Time from Injury to Surgery Influences Surgical Technique and Complication Rate in Distal Biceps Tendon Repair
Laura Morrison, MD, MSc1, Bayan A Ghalimah, MBSS2, Chloe L. Elliott, Bachelor of Science Student3, Eric C. Sayre, PhD4 and Neil J White, MD, FRCS(C)1, (1)University of Calgary, Calgary, AB, Canada, (2)University of Calgary, Caglary, AB, Canada, (3)Lindenwood University, St. Charles, MO, (4)British Columbia Centre on Substance Use, Vancouver, BC, Canada
Missed distal biceps injuries can be difficult to treat. Depending on time from injury to surgery and tendon retraction, a primary or direct repair (DR) technique may not be possible. If the tendon is retracted or the tissue quality is poor, an allograft reconstruction (AR) may be required. High flexion angle (HFA) repairs are a newer technique, and are an alternative to AR. This study asked: (1) Does time from injury to surgery influence the type of repair technique selected? (2) What is the complication rate for each technique?
Materials and Methods:
A retrospective chart review was conducted using electronic medical records from a single center. Patients were included if they were over 18 years of age, had a unilateral biceps rupture and underwent surgical treatment between 2012 and 2022. Patient demographics, time from injury to surgery, type of surgery, and complications were recorded. Descriptive statistics were used to summarize demographic data and complication rates. A multinomial logistic regression model was used to compare likelihoods of the three surgical techniques versus time from injury to surgery.
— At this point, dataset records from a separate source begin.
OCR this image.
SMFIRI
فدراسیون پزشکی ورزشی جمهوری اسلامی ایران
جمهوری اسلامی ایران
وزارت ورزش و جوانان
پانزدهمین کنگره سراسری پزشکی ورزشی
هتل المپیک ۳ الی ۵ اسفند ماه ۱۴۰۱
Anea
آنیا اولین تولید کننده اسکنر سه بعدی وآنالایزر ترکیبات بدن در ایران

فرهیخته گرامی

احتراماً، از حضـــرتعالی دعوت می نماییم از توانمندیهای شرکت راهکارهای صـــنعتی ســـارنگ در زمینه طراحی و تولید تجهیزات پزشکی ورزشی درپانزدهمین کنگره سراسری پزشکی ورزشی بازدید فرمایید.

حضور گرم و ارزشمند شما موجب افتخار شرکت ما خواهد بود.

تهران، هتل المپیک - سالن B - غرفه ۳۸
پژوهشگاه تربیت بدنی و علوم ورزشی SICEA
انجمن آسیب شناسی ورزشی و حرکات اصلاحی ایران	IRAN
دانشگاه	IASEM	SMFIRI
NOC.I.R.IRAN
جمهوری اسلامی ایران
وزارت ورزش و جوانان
A total of 360 patients were included, all of which were male. Most patients underwent DR (89%, n=321), followed by AR (6%, n=20) and HFA (5%, n=19). There was a statistically significant difference between time from injury to surgery and surgical technique performed (p<0.001). The mean (SD) number of days between injury and surgery was 15 (23) days, 48 (81) days and 303 (444) days for DR versus HFA versus AR, respectively. The multinomial model probabilities demonstrating this relationship are shown in Figure 1. Re-rupture rates were higher in the AR (15%, n=3) and HFA (5%, n=1) groups compared to the DR group (2%, n=7). There were four (1%) posterior interosseous nerve injuries in the DR group, one (5%) in the HFA group and zero in the AR group.
Missed or late-presenting distal biceps injury have a higher likelihood of undergoing HFA or AR compared to DR. HFA and AR may have higher complication rates than acute DR, but overall complication rates are low between all groups. This study supports the need for early diagnosis of distal biceps rupture, and can inform expectations based on time from injury to surgery.